Mahkemece, iddia, savunma ve tüm dosya kapsamı uyarınca davacı taraf, kendilerine ait bir kısım pirincin davalı şirketin borçları nedeniyle haczedildiğini, haczedilen pirinçler ile ilgili icra mahkemesinde istihkak davası da açtıklarını ileri sürmüş olup, icra mahkemesinin istihkak davaları ile ilgili kararlarının kesin hüküm oluşturacağı, davacı tarafın haczedilen aynı pirinçlerle ilgili istihkak davası açtığına göre iş bu davayı açmada da yararı olmadığı, asli
müdahale talebi yönünden yapılan incelemede ise; HMK’nun 65. maddesindeki; “Bir yargılamanın konusu olan hak veya şey üzerinde kısmen ya da tamamen hak iddia eden üçüncü kişi, hüküm verilinceye kadar bu durumu ileri sürerek, yargılamanın taraflarına karşı aynı mahkemede dava açabilir. Asli müdahale davası ile asıl yargılama birlikte yürütülür ve karara bağlanır.” Hükmü uyarınca asli müdahil olmak için üçüncü şahsın davanın konusu olan şey veya hakkın kendisine ait olduğunu ileri sürmesi gerektiği oysa üçüncü şahıs konumundaki asli müdahale talebinde bulunan … Gıda şirketinin dava konusu pirinçlerin davalı şirkete ait olduğunu ileri sürdüğü gerekçesiyle davanın reddine, asli müdahale talebinin reddine karar verilmiştir.
Kararı, davacı vekili ve asli müdahale talebinde bulunan şirket vekili temyiz etmiştir.
Dava dosyası içerisindeki bilgi ve belgelere, mahkeme kararının gerekçesinde dayanılan delillerin tartışılıp, değerlendirilmesinde usul ve yasaya aykırı bir yön bulunmamasına göre, davacı vekilinin ve asli müdahale talebinde bulunan şirket vekilinin tüm temyiz itirazları yerinde değildir.

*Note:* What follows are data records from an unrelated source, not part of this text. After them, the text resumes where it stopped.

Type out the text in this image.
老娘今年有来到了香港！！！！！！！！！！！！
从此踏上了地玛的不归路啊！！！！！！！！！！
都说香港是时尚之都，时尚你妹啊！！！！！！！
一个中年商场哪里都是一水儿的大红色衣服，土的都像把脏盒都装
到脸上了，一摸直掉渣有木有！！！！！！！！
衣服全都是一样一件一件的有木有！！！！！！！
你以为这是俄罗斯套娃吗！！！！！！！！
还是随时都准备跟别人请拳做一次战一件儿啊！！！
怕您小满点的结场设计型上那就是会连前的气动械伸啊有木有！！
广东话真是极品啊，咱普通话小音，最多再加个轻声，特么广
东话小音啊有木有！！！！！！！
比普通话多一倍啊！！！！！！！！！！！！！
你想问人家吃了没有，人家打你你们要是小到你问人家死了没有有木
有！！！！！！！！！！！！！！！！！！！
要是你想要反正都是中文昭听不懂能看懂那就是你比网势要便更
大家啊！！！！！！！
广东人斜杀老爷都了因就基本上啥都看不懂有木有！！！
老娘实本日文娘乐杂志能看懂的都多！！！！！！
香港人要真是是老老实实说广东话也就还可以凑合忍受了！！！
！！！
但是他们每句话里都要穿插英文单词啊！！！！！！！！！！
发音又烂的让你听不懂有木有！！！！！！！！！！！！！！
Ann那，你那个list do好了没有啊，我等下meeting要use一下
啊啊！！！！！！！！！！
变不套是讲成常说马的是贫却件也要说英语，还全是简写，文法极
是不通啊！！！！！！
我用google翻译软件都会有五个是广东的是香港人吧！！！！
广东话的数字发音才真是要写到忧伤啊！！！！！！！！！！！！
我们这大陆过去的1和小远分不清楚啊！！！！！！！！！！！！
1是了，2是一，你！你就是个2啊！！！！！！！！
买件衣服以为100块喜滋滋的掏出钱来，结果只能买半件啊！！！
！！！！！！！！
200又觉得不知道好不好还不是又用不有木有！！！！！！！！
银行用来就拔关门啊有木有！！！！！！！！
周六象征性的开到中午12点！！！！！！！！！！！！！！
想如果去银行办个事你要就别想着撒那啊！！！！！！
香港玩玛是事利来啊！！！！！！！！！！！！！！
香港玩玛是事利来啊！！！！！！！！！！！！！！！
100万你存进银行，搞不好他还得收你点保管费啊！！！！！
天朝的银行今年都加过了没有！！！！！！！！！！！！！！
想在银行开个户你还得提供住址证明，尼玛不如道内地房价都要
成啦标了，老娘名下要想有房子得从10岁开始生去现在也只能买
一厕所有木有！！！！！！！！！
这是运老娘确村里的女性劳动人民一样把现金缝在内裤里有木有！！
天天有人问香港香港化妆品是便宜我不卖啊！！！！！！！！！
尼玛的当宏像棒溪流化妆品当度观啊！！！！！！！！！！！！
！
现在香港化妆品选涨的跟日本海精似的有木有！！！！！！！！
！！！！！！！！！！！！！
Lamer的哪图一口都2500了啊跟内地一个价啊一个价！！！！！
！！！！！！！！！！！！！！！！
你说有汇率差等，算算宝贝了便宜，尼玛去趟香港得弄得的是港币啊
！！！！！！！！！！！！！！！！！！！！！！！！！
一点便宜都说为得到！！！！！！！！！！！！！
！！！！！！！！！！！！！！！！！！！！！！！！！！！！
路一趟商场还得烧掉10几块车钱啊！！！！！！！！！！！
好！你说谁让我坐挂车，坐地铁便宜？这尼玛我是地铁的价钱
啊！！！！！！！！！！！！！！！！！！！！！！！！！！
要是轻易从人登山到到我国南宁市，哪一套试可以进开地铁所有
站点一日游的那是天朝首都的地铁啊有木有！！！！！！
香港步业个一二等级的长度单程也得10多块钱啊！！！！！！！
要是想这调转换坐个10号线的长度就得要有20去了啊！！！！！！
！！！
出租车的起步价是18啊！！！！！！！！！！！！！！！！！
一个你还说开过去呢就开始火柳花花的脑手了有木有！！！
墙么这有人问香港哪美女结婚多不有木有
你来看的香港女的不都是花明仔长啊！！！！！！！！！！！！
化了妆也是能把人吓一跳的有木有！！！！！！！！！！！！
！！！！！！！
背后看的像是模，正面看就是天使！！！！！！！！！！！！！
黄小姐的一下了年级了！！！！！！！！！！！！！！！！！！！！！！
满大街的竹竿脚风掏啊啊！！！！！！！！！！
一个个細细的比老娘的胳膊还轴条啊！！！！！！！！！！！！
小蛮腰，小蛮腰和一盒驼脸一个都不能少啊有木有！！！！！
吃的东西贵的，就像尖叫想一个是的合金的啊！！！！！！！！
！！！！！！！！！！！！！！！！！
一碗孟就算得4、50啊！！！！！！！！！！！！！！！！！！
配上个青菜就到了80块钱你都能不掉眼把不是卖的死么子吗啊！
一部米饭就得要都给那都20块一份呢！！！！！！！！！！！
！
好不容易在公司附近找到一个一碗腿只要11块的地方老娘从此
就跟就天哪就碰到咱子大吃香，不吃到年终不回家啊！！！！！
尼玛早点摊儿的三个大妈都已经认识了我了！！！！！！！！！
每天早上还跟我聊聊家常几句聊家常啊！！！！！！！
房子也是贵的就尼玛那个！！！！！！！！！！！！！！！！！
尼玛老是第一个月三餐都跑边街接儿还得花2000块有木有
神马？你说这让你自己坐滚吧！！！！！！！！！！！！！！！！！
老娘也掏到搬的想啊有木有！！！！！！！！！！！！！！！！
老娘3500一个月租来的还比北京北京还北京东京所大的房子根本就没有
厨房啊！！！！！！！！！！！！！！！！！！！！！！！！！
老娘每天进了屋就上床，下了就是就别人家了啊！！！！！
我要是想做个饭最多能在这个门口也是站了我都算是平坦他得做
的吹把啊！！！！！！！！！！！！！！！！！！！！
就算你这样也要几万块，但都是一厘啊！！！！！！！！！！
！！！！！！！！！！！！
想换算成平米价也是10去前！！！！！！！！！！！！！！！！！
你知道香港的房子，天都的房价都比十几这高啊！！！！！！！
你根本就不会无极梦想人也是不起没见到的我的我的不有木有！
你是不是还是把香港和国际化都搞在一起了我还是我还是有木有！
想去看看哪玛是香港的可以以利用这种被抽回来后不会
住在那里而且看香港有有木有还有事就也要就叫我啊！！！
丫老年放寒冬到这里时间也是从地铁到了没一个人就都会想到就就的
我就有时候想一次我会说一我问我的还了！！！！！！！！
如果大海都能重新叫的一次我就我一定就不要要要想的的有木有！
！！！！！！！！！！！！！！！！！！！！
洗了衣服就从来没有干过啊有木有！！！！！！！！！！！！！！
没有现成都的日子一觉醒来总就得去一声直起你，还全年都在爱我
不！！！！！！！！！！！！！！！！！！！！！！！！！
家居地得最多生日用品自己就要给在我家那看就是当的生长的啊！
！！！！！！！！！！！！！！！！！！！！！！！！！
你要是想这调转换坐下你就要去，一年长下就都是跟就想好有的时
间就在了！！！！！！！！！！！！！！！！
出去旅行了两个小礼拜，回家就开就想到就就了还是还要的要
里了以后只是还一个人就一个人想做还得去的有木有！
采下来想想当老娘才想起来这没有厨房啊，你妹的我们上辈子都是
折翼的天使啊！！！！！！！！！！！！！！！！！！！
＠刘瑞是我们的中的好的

SONUÇ: Yukarıda açıklanan nedenlerden dolayı, davacı vekili ve asli müdahale talebinde bulunan şirket vekilinin bütün temyiz itirazlarının reddiyle usul ve kanuna uygun bulunan hükmün ONANMASINA, aşağıda yazılı bakiye 6,70 TL temyiz ilam harcının asli müdahale talep eden şirketten alınmasına, alınmadığı anlaşılan 35,90 TL temyiz ilam harcının davacıdan alınmasına, 14/11/2018 tarihinde oybirliğiyle karar verildi.